Вот, наконец, и родник.
Мы уничтожили остатки бутербродов, что дала нам Луиза; Фурнье растянулся на траве, а я забавлялся, играя со струями ручейка, который терялся в россыпи камней, белых и гладких, словно иссохшие кости. Укрыться можно было только в тени единственного дерева — оливкового дерева с листьями, похожими на лезвия кинжалов. Крохотные кузнечики стального цвета прыгали вокруг будто заведенные. Стрекозы… И вдруг какая-то одинокая птица, словно струю свежей воды, выбросила в охваченное пожаром небо свою пронзительную трель.
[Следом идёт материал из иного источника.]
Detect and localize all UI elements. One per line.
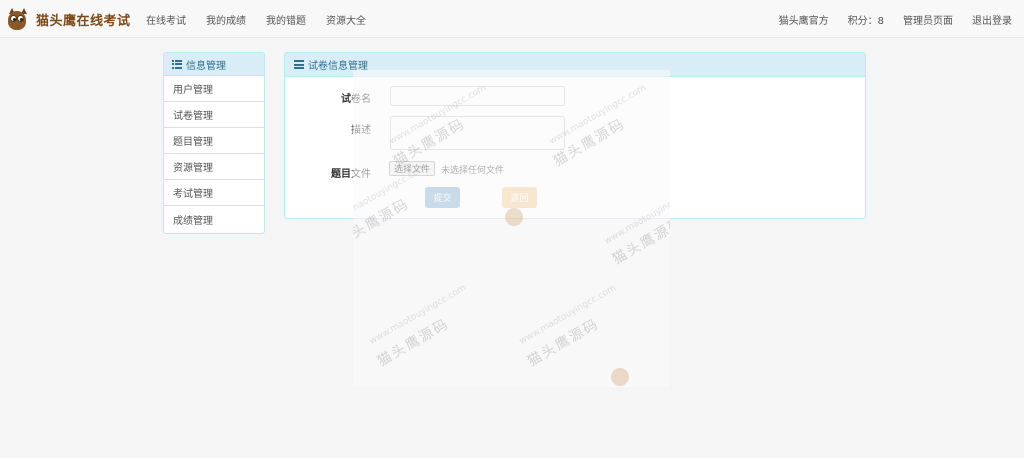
sidebar-header: 信息管理 (164, 53, 264, 76)
user-nav: 猫头鹰官方 积分：8 管理员页面 退出登录 (760, 0, 1012, 38)
watermark-text: 猫头鹰源码 (609, 213, 670, 268)
description-textarea[interactable] (390, 116, 565, 150)
menu-icon (294, 60, 304, 69)
submit-button[interactable]: 提交 (425, 187, 460, 208)
paper-info-panel: 试卷信息管理 (284, 52, 866, 219)
nav-admin-page[interactable]: 管理员页面 (903, 12, 953, 27)
question-file-label: 题目文件 (331, 169, 371, 180)
nav-my-mistakes[interactable]: 我的错题 (266, 12, 306, 27)
watermark-text: 猫头鹰源码 (374, 315, 453, 370)
list-icon (172, 59, 182, 69)
watermark-owl-icon (611, 368, 629, 386)
brand[interactable]: 猫头鹰在线考试 (6, 6, 131, 32)
description-label: 描述 (351, 125, 371, 136)
sidebar: 信息管理 用户管理 试卷管理 题目管理 资源管理 考试管理 成绩管理 (163, 52, 265, 234)
watermark-url: www.maotouyingcc.com (517, 283, 619, 347)
choose-file-button[interactable]: 选择文件 (389, 161, 436, 176)
sidebar-item-users[interactable]: 用户管理 (164, 76, 264, 102)
sidebar-item-questions[interactable]: 题目管理 (164, 128, 264, 154)
top-navbar: 猫头鹰在线考试 在线考试 我的成绩 我的错题 资源大全 猫头鹰官方 积分：8 管… (0, 0, 1024, 38)
nav-my-scores[interactable]: 我的成绩 (206, 12, 246, 27)
owl-logo-icon (6, 7, 28, 31)
watermark-text: 猫头鹰源码 (524, 315, 603, 370)
nav-online-exam[interactable]: 在线考试 (146, 12, 186, 27)
back-button[interactable]: 返回 (502, 187, 537, 208)
nav-points: 积分：8 (847, 15, 884, 27)
nav-resources[interactable]: 资源大全 (326, 12, 366, 27)
brand-name[interactable]: 猫头鹰在线考试 (36, 10, 131, 29)
sidebar-item-scores[interactable]: 成绩管理 (164, 206, 264, 232)
panel-title: 试卷信息管理 (308, 61, 368, 72)
sidebar-title: 信息管理 (186, 60, 226, 72)
sidebar-item-papers[interactable]: 试卷管理 (164, 102, 264, 128)
paper-name-input[interactable] (390, 86, 565, 106)
watermark-url: www.maotouyingcc.com (367, 283, 469, 347)
no-file-text: 未选择任何文件 (441, 166, 505, 176)
sidebar-item-exams[interactable]: 考试管理 (164, 180, 264, 206)
nav-logout[interactable]: 退出登录 (972, 12, 1012, 27)
main-nav: 在线考试 我的成绩 我的错题 资源大全 (146, 0, 386, 38)
sidebar-item-resources[interactable]: 资源管理 (164, 154, 264, 180)
panel-header: 试卷信息管理 (285, 53, 865, 77)
paper-name-label: 试卷名 (341, 94, 371, 105)
nav-username[interactable]: 猫头鹰官方 (779, 12, 829, 27)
Фурнье заговорил о победах гитлеровцев, об оккупации.
— Они хотят превратить в сельскохозяйственные все завоеванные ими страны. Подумай об их лозунге: «Возвращайтесь к земле!» В итоге все наши страны стали бы их колониями. Мы поставляли бы промышленно развитой Германии по низким ценам свое сырье, а она бы продавала нам потом продукцию из этого же переработанного сырья. Германии — процветание, нам — рабство.
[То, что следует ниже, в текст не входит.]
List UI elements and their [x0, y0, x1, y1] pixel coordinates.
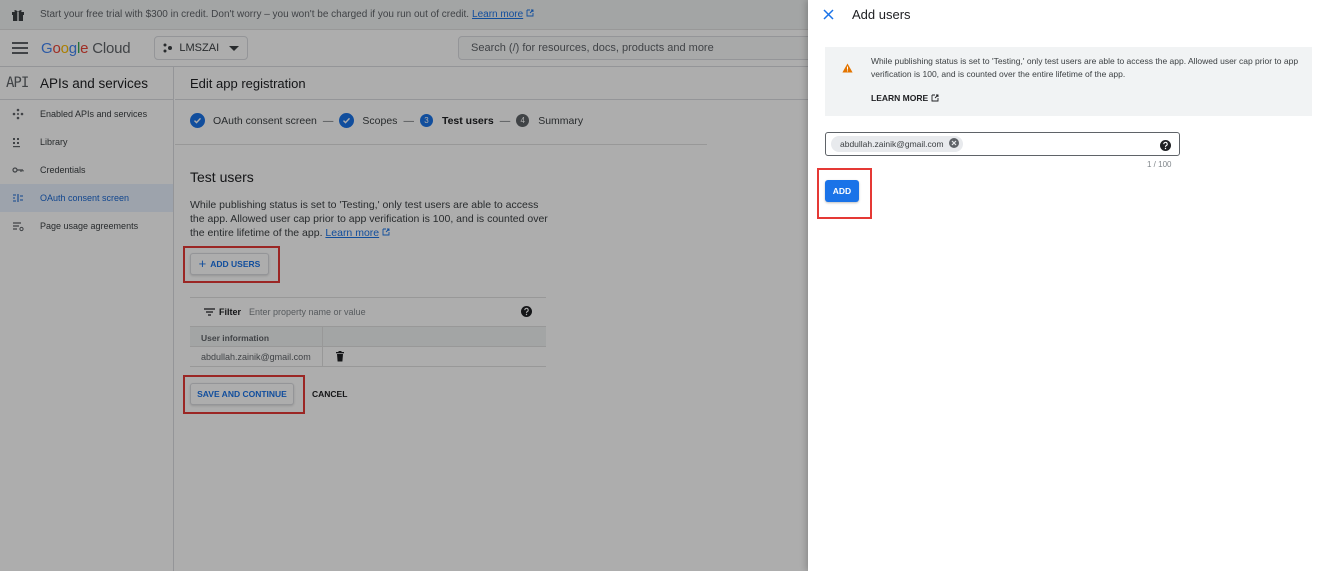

— Разве так легко добиться, чтобы все эти нации работали на подобных условиях?
— Нет, не легко. Но их всеми силами уже сейчас пытаются уверить, что они побеждены, побеждены раз и навсегда. И побеждены потому, что они якобы измельчали, выродились. Им вбивают все это в голову, чтоб они прониклись уважением к победителю, который будто бы с редким бескорыстием пытается вытащить их из этой ямы, из их «варварства». Им нужно преклонение и, главное, повиновение. Но ведь ты узнал об этом гораздо раньше меня.
— Да, конечно.
— В Алжире какая-нибудь сотня — и никак не больше — таких вот Альмаро пользуется этими методами. Они не дураки и поэтому поддерживают здесь феодальный строй и допотопные порядки, чтобы еще сильнее укрепить свою власть. Они нашли даже великолепное оправдание своим действиям: все это делается для того, чтобы не нарушать традиций и религии населения колоний. Подумать только!
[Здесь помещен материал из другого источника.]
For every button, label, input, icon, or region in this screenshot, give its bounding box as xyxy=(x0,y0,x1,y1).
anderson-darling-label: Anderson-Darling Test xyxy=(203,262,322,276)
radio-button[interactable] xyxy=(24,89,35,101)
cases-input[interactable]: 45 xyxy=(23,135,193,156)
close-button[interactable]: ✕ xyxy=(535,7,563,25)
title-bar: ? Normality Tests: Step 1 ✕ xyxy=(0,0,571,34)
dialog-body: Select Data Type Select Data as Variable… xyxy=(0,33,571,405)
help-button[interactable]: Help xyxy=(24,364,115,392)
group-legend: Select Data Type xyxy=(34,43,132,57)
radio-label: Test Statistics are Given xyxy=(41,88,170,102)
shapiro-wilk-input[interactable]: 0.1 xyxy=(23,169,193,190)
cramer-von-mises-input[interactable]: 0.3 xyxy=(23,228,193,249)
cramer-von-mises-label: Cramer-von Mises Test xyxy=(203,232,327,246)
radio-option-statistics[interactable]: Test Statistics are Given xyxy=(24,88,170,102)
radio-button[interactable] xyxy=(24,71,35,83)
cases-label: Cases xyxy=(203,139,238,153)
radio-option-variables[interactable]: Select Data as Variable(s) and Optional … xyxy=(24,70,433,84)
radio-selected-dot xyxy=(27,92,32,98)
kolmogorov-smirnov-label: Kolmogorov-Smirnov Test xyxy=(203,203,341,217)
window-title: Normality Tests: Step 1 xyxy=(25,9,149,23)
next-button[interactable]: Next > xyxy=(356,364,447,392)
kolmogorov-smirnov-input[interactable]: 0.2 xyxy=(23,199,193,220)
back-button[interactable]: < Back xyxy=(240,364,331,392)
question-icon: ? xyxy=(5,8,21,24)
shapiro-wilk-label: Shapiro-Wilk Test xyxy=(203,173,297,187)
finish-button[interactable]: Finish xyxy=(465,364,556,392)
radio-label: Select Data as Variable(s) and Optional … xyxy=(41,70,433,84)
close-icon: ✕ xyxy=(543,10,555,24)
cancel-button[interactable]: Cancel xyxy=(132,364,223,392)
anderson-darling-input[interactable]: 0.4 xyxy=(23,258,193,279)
Я молчал. Его намек на Альмаро насторожил меня. (Моника не раз говорила, что у арабов часто бывают неожиданные и непонятные приступы подозрительности.) Я знал, что Фурнье одобрил бы меня, если б я убил Альмаро, но ни за что на свете я не доверился бы ему. Я хранил свою тайну в себе и даже мысль о том, что он может разгадать, раскрыть ее, была для меня невыносима.
Стрекозы…
Фурнье смотрел, как я болтаю руками в ручейке. Потом спросил меня, что я думаю о взаимоотношениях алжирцев с европейцами. Я ограничился таким ответом:
— Когда мать-европейка отчитывает своего сына, она говорит ему: «Будь умницей, не то позову араба». А арабская мать скажет: «Будь умницей, не то позову Бушу».